When The National in Abu Dhabi launched its weekend edition back in November, my colleagues on the sports desk asked people to contribute articles about the teams they supported and the sporting arenas that meant most to them. Easy stuff for the average Sunderland fan. Regulars at Salut! Sunderland will have seen the article, reproduced here, about being a supporter of SAFC. Here is what I had to say about my favourite stadium…


If I pick
my way around a collection of nondescript modern houses called Midfield Drive, I can locate the spot where, year after year, I spent Saturday afternoons or weekday evenings cheering a Sunderland AFC victory or, as likely, reduced to misery by defeat.

I am not, of course, talking about the Stadium of Light, the bright, state-of-the-art stadium the club now call home, vastly superior as it may be to any other bright, state-of-the-art stadium I have seen.

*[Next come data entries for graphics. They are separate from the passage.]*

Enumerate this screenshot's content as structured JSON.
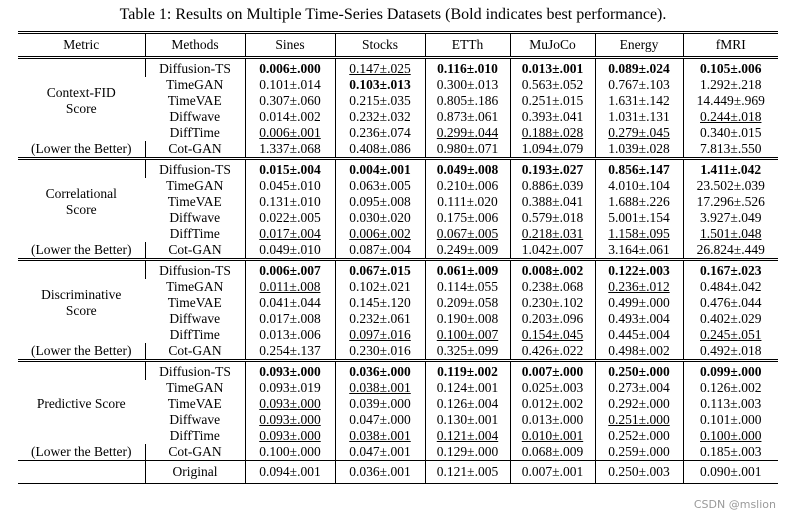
{
  "title": "Table 1: Results on Multiple Time-Series Datasets (Bold indicates best performance).",
  "header": [
    "Metric",
    "Methods",
    "Sines",
    "Stocks",
    "ETTh",
    "MuJoCo",
    "Energy",
    "fMRI"
  ],
  "groups": [
    {
      "metric": "Context-FID Score",
      "note": "(Lower the Better)",
      "rows": [
        {
          "method": "Diffusion-TS",
          "cells": [
            "0.006±.000",
            "0.147±.025",
            "0.116±.010",
            "0.013±.001",
            "0.089±.024",
            "0.105±.006"
          ],
          "bold": [
            0,
            2,
            3,
            4,
            5
          ],
          "underline": [
            1
          ]
        },
        {
          "method": "TimeGAN",
          "cells": [
            "0.101±.014",
            "0.103±.013",
            "0.300±.013",
            "0.563±.052",
            "0.767±.103",
            "1.292±.218"
          ],
          "bold": [
            1
          ],
          "underline": []
        },
        {
          "method": "TimeVAE",
          "cells": [
            "0.307±.060",
            "0.215±.035",
            "0.805±.186",
            "0.251±.015",
            "1.631±.142",
            "14.449±.969"
          ],
          "bold": [],
          "underline": []
        },
        {
          "method": "Diffwave",
          "cells": [
            "0.014±.002",
            "0.232±.032",
            "0.873±.061",
            "0.393±.041",
            "1.031±.131",
            "0.244±.018"
          ],
          "bold": [],
          "underline": [
            5
          ]
        },
        {
          "method": "DiffTime",
          "cells": [
            "0.006±.001",
            "0.236±.074",
            "0.299±.044",
            "0.188±.028",
            "0.279±.045",
            "0.340±.015"
          ],
          "bold": [],
          "underline": [
            0,
            2,
            3,
            4
          ]
        },
        {
          "method": "Cot-GAN",
          "cells": [
            "1.337±.068",
            "0.408±.086",
            "0.980±.071",
            "1.094±.079",
            "1.039±.028",
            "7.813±.550"
          ],
          "bold": [],
          "underline": []
        }
      ]
    },
    {
      "metric": "Correlational Score",
      "note": "(Lower the Better)",
      "rows": [
        {
          "method": "Diffusion-TS",
          "cells": [
            "0.015±.004",
            "0.004±.001",
            "0.049±.008",
            "0.193±.027",
            "0.856±.147",
            "1.411±.042"
          ],
          "bold": [
            0,
            1,
            2,
            3,
            4,
            5
          ],
          "underline": []
        },
        {
          "method": "TimeGAN",
          "cells": [
            "0.045±.010",
            "0.063±.005",
            "0.210±.006",
            "0.886±.039",
            "4.010±.104",
            "23.502±.039"
          ],
          "bold": [],
          "underline": []
        },
        {
          "method": "TimeVAE",
          "cells": [
            "0.131±.010",
            "0.095±.008",
            "0.111±.020",
            "0.388±.041",
            "1.688±.226",
            "17.296±.526"
          ],
          "bold": [],
          "underline": []
        },
        {
          "method": "Diffwave",
          "cells": [
            "0.022±.005",
            "0.030±.020",
            "0.175±.006",
            "0.579±.018",
            "5.001±.154",
            "3.927±.049"
          ],
          "bold": [],
          "underline": []
        },
        {
          "method": "DiffTime",
          "cells": [
            "0.017±.004",
            "0.006±.002",
            "0.067±.005",
            "0.218±.031",
            "1.158±.095",
            "1.501±.048"
          ],
          "bold": [],
          "underline": [
            0,
            1,
            2,
            3,
            4,
            5
          ]
        },
        {
          "method": "Cot-GAN",
          "cells": [
            "0.049±.010",
            "0.087±.004",
            "0.249±.009",
            "1.042±.007",
            "3.164±.061",
            "26.824±.449"
          ],
          "bold": [],
          "underline": []
        }
      ]
    },
    {
      "metric": "Discriminative Score",
      "note": "(Lower the Better)",
      "rows": [
        {
          "method": "Diffusion-TS",
          "cells": [
            "0.006±.007",
            "0.067±.015",
            "0.061±.009",
            "0.008±.002",
            "0.122±.003",
            "0.167±.023"
          ],
          "bold": [
            0,
            1,
            2,
            3,
            4,
            5
          ],
          "underline": []
        },
        {
          "method": "TimeGAN",
          "cells": [
            "0.011±.008",
            "0.102±.021",
            "0.114±.055",
            "0.238±.068",
            "0.236±.012",
            "0.484±.042"
          ],
          "bold": [],
          "underline": [
            0,
            4
          ]
        },
        {
          "method": "TimeVAE",
          "cells": [
            "0.041±.044",
            "0.145±.120",
            "0.209±.058",
            "0.230±.102",
            "0.499±.000",
            "0.476±.044"
          ],
          "bold": [],
          "underline": []
        },
        {
          "method": "Diffwave",
          "cells": [
            "0.017±.008",
            "0.232±.061",
            "0.190±.008",
            "0.203±.096",
            "0.493±.004",
            "0.402±.029"
          ],
          "bold": [],
          "underline": []
        },
        {
          "method": "DiffTime",
          "cells": [
            "0.013±.006",
            "0.097±.016",
            "0.100±.007",
            "0.154±.045",
            "0.445±.004",
            "0.245±.051"
          ],
          "bold": [],
          "underline": [
            1,
            2,
            3,
            5
          ]
        },
        {
          "method": "Cot-GAN",
          "cells": [
            "0.254±.137",
            "0.230±.016",
            "0.325±.099",
            "0.426±.022",
            "0.498±.002",
            "0.492±.018"
          ],
          "bold": [],
          "underline": []
        }
      ]
    },
    {
      "metric": "Predictive Score",
      "note": "(Lower the Better)",
      "rows": [
        {
          "method": "Diffusion-TS",
          "cells": [
            "0.093±.000",
            "0.036±.000",
            "0.119±.002",
            "0.007±.000",
            "0.250±.000",
            "0.099±.000"
          ],
          "bold": [
            0,
            1,
            2,
            3,
            4,
            5
          ],
          "underline": []
        },
        {
          "method": "TimeGAN",
          "cells": [
            "0.093±.019",
            "0.038±.001",
            "0.124±.001",
            "0.025±.003",
            "0.273±.004",
            "0.126±.002"
          ],
          "bold": [],
          "underline": [
            1
          ]
        },
        {
          "method": "TimeVAE",
          "cells": [
            "0.093±.000",
            "0.039±.000",
            "0.126±.004",
            "0.012±.002",
            "0.292±.000",
            "0.113±.003"
          ],
          "bold": [],
          "underline": [
            0
          ]
        },
        {
          "method": "Diffwave",
          "cells": [
            "0.093±.000",
            "0.047±.000",
            "0.130±.001",
            "0.013±.000",
            "0.251±.000",
            "0.101±.000"
          ],
          "bold": [],
          "underline": [
            0,
            4
          ]
        },
        {
          "method": "DiffTime",
          "cells": [
            "0.093±.000",
            "0.038±.001",
            "0.121±.004",
            "0.010±.001",
            "0.252±.000",
            "0.100±.000"
          ],
          "bold": [],
          "underline": [
            0,
            1,
            2,
            3,
            5
          ]
        },
        {
          "method": "Cot-GAN",
          "cells": [
            "0.100±.000",
            "0.047±.001",
            "0.129±.000",
            "0.068±.009",
            "0.259±.000",
            "0.185±.003"
          ],
          "bold": [],
          "underline": []
        }
      ]
    }
  ],
  "original": {
    "method": "Original",
    "cells": [
      "0.094±.001",
      "0.036±.001",
      "0.121±.005",
      "0.007±.001",
      "0.250±.003",
      "0.090±.001"
    ]
  },
  "watermark": "CSDN @mslion"
}
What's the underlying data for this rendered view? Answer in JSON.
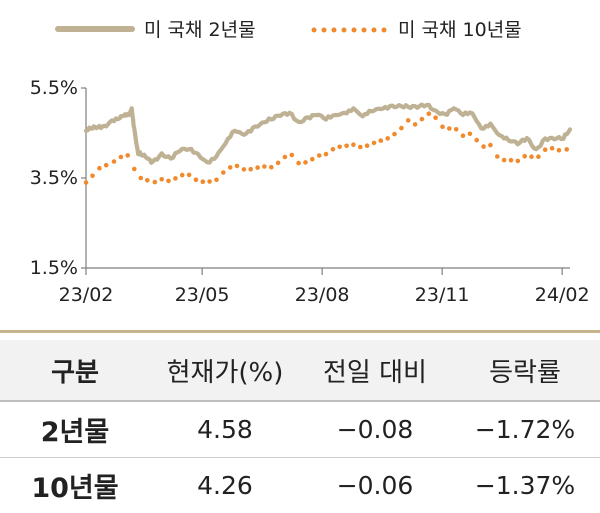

Roker Park, where Sunderland played for one year short of a century, was the centre of my universe.
My part of the ground was slightly to the left of the halfway line in a standing enclosure known as the Clock Stand paddock. You had a good view of the entire pitch provided you were tall enough, though you were assured of a buffeting if there was a big crowd. I also got very wet, very cold and very dispirited there on many occasions.

But when things were good, the weather mattered little: an FA Cup replay against Man Utd in 1964 when gates were forced open by the weight of the crowds seeking entry; the ecstasy of promotion clinched in the last game of the season in 1980, and the overwhelming relief of a win to stave off relegation in 1995. By the end, in 1997, the stadium was a tattered, torn relic of a vanishing age, fit only for demolition. But if you ask me where I grew up, the answer is Roker Park all the same.